Kalp krizine neden olan birçok risk faktörü bulunmaktadır. Sağlıksız yaşam, stres ve çeşitli hastalıklar bu risk faktörleri arasında yer alır. Damar sertliği olarak bilinen ateroskleroz da kalp krizine yol açan riskler arasındadır. Ateroskleroz çocukluktan itibaren sinsice gelişerek kalp krizine zemin oluşturmaktadır. Bu hastalığın ilk belirtisinin kalp krizi olduğu düşünülse de uzmanlar hastalığı yaşayan kişilerin yüzde 70'ten fazlasının ellerinde ve ayaklarında olağan dışı durumlar görüldüğü açıklamıştır.
Ellerde ve ayaklarda yaşanan değişimlerin nedeni, bu derecedeki daralmaya kalbe giden kan akışının önemli ölçüde azalması eşlik etmesidir. Bununla birlikte, daralan arterlerin çeşitli aşamalarının nasıl ortaya çıktığını anlamak erken teşhis için büyük önem taşımaktadır. Bunlar şunları içerebilir:
Azalmış kan akışına bağlı gelişen ayak ve bacak sorunlarına ek olarak, bireyler ayrıca egzersiz yaparken belirgin semptomlar fark edebilir. Örneğin, fiziksel efor sırasında nefes darlığı veya göğüs ağrısı, atardamarların kan akışındaki artışı karşılamak için mücadele ettiğini gösterebilir.
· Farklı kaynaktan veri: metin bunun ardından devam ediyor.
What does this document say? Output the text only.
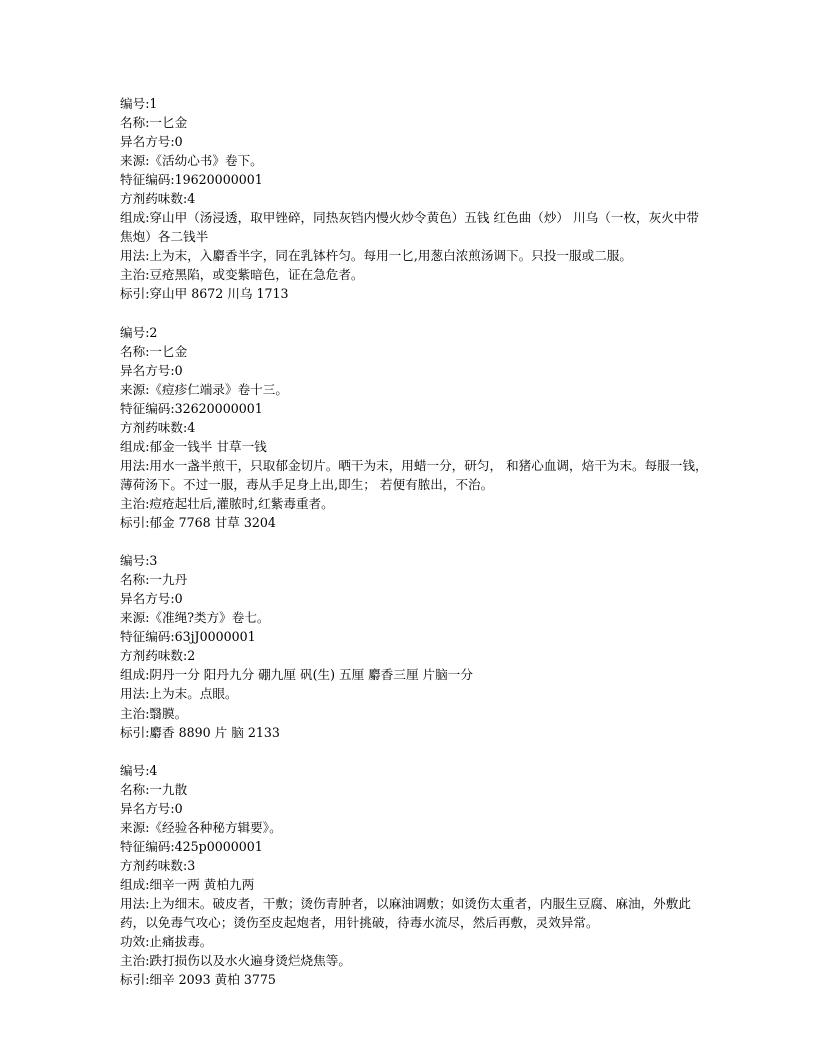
编号:1
名称:一匕金
异名方号:0
来源:《活幼心书》卷下。
特征编码:19620000001
方剂药味数:4
组成:穿山甲（汤浸透，取甲锉碎，同热灰铛内慢火炒令黄色）五钱 红色曲（炒） 川乌（一枚，灰火中带焦炮）各二钱半
用法:上为末，入麝香半字，同在乳钵杵匀。每用一匕,用葱白浓煎汤调下。只投一服或二服。
主治:豆疮黑陷，或变紫暗色，证在急危者。
标引:穿山甲 8672 川乌 1713
编号:2
名称:一匕金
异名方号:0
来源:《痘疹仁端录》卷十三。
特征编码:32620000001
方剂药味数:4
组成:郁金一钱半 甘草一钱
用法:用水一盏半煎干，只取郁金切片。晒干为末，用蜡一分，研匀， 和猪心血调，焙干为末。每服一钱，薄荷汤下。不过一服，毒从手足身上出,即生； 若便有脓出，不治。
主治:痘疮起壮后,灌脓时,红紫毒重者。
标引:郁金 7768 甘草 3204
编号:3
名称:一九丹
异名方号:0
来源:《准绳?类方》卷七。
特征编码:63jJ0000001
方剂药味数:2
组成:阴丹一分 阳丹九分 硼九厘 矾(生) 五厘 麝香三厘 片脑一分
用法:上为末。点眼。
主治:翳膜。
标引:麝香 8890 片 脑 2133
编号:4
名称:一九散
异名方号:0
来源:《经验各种秘方辑要》。
特征编码:425p0000001
方剂药味数:3
组成:细辛一两 黄柏九两
用法:上为细末。破皮者，干敷；烫伤青肿者，以麻油调敷；如烫伤太重者，内服生豆腐、麻油，外敷此药，以免毒气攻心；烫伤至皮起炮者，用针挑破，待毒水流尽，然后再敷，灵效异常。
功效:止痛拔毒。
主治:跌打损伤以及水火遍身烫烂烧焦等。
标引:细辛 2093 黄柏 3775
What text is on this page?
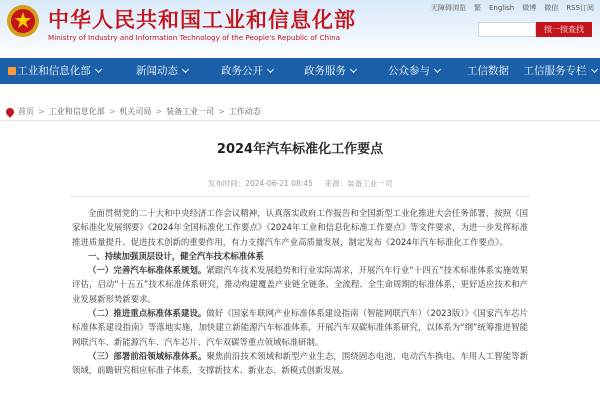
中华人民共和国工业和信息化部
Ministry of Industry and Information Technology of the People's Republic of China
无障碍浏览 繁 English 微博 微信 RSS订阅
按一按查找
工业和信息化部	新闻动态	政务公开	政务服务	公众参与	工信数据	工信服务专栏
首页 > 工业和信息化部 > 机关司局 > 装备工业一司 > 工作动态
2024年汽车标准化工作要点
发布时间：2024-06-21 08:45 来源：装备工业一司

全面贯彻党的二十大和中央经济工作会议精神，认真落实政府工作报告和全国新型工业化推进大会任务部署，按照《国家标准化发展纲要》《2024年全国标准化工作要点》《2024年工业和信息化标准工作要点》等文件要求，为进一步发挥标准推进质量提升、促进技术创新的重要作用，有力支撑汽车产业高质量发展，制定发布《2024年汽车标准化工作要点》。

一、持续加强顶层设计，健全汽车技术标准体系

（一）完善汽车标准体系规划。紧跟汽车技术发展趋势和行业实际需求，开展汽车行业“十四五”技术标准体系实施效果评估，启动“十五五”技术标准体系研究，推动构建覆盖产业链全链条、全流程、全生命周期的标准体系，更好适应技术和产业发展新形势新要求。

（二）推进重点标准体系建设。做好《国家车联网产业标准体系建设指南（智能网联汽车）（2023版）》《国家汽车芯片标准体系建设指南》等落地实施，加快建立新能源汽车标准体系，开展汽车双碳标准体系研究，以体系为“纲”统筹推进智能网联汽车、新能源汽车、汽车芯片、汽车双碳等重点领域标准研制。

（三）部署前沿领域标准体系。聚焦前沿技术领域和新型产业生态，围绕固态电池、电动汽车换电、车用人工智能等新领域，前瞻研究相应标准子体系，支撑新技术、新业态、新模式创新发展。
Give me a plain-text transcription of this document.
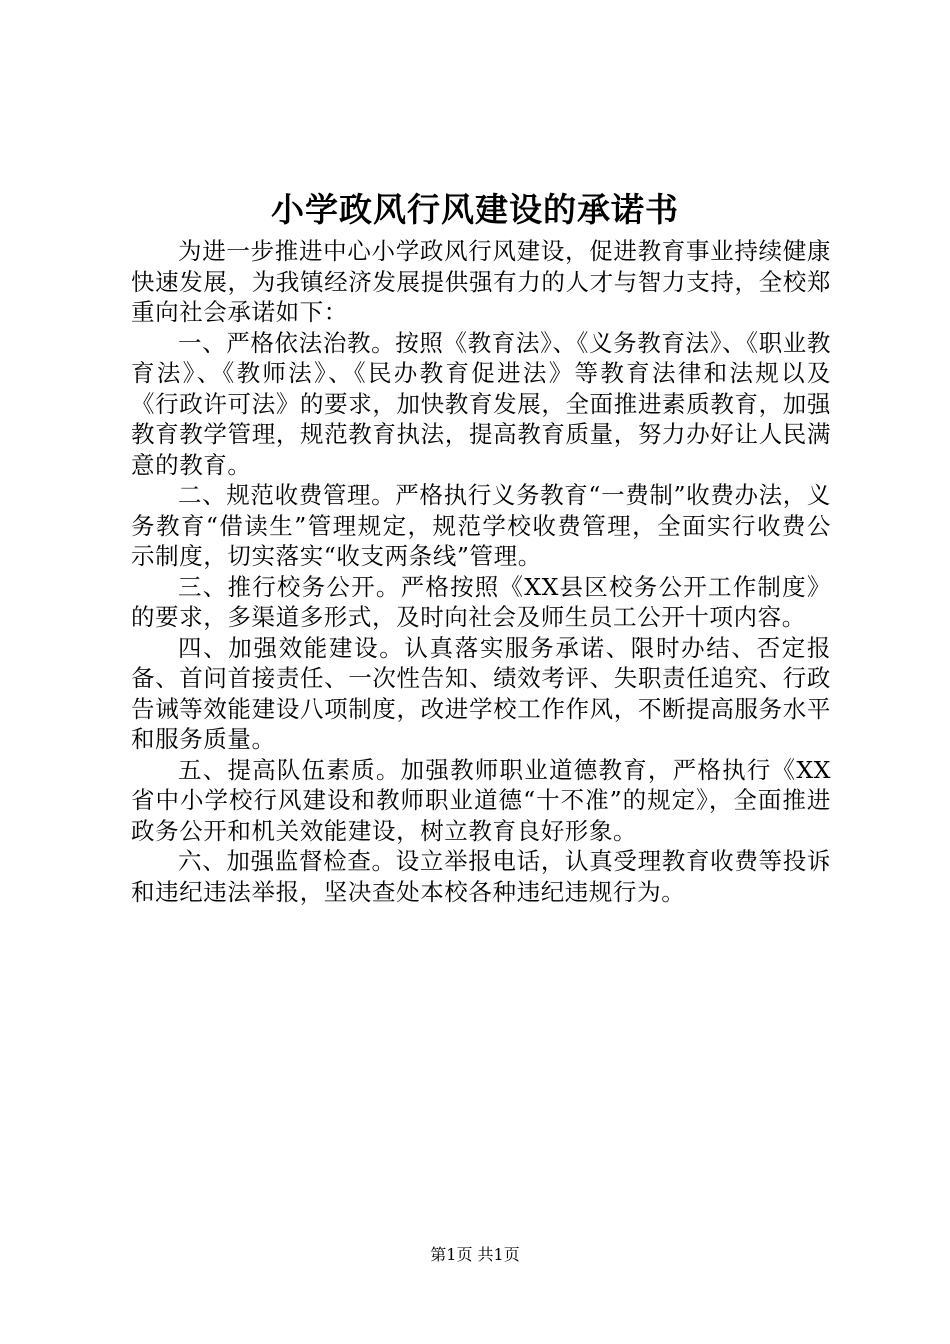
小学政风行风建设的承诺书

为进一步推进中心小学政风行风建设，促进教育事业持续健康快速发展，为我镇经济发展提供强有力的人才与智力支持，全校郑重向社会承诺如下：

一、严格依法治教。按照《教育法》、《义务教育法》、《职业教育法》、《教师法》、《民办教育促进法》等教育法律和法规以及《行政许可法》的要求，加快教育发展，全面推进素质教育，加强教育教学管理，规范教育执法，提高教育质量，努力办好让人民满意的教育。

二、规范收费管理。严格执行义务教育“一费制”收费办法，义务教育“借读生”管理规定，规范学校收费管理，全面实行收费公示制度，切实落实“收支两条线”管理。

三、推行校务公开。严格按照《XX县区校务公开工作制度》的要求，多渠道多形式，及时向社会及师生员工公开十项内容。

四、加强效能建设。认真落实服务承诺、限时办结、否定报备、首问首接责任、一次性告知、绩效考评、失职责任追究、行政告诫等效能建设八项制度，改进学校工作作风，不断提高服务水平和服务质量。

五、提高队伍素质。加强教师职业道德教育，严格执行《XX省中小学校行风建设和教师职业道德“十不准”的规定》，全面推进政务公开和机关效能建设，树立教育良好形象。

六、加强监督检查。设立举报电话，认真受理教育收费等投诉和违纪违法举报，坚决查处本校各种违纪违规行为。

第1页 共1页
Bazen insanlar hiçbir semptom göstermeden damarlarında tam bir tıkanıklık ile aylarca hatta yıllarca yaşayabilirler.
Bazen bir arter tamamen tıkanırsa, tıkanıklığın etrafında yeni bir kan kaynağı oluşur.Bununla birlikte, bu yeni kanalın kalbe yeterli kan sağlama olasılığı düşüktür ve muhtemelen aynı göğüs ağrısı ve nefes darlığı semptomlarına yol açacaktır. "Semptomlarınız varsa, bir stres testi bunların bir arterdeki bir bloktan mı yoksa başka bir şeyden mi kaynaklandığını belirlemeye yardımcı olabilir" Asemptomatik hastalık ilerlemesi sadece kalp krizlerinin ortaya çıkmasına neden olmakla kalmaz, aynı zamanda kararsız anjina pektoris ve ani kardiyak ölüme de neden olabilir.
Kuzey Amerika Radyoloji Derneği tarafından yürütülen araştırma asemptomatik aterosklerozun bilişsel bozulma için önemli bir risk faktörü olduğunu öne sürüyor. Çeşitli çalışmalar, aterosklerozu erken evrelerde tanımlamanın önemini vurgulamıştır. Kolesterol, trigliseritler ve lipoproteinler için düzenli olarak kan kontrolü yaptırmak, hayati organlarda uzun vadeli hasarı önlemenin bir yoludur.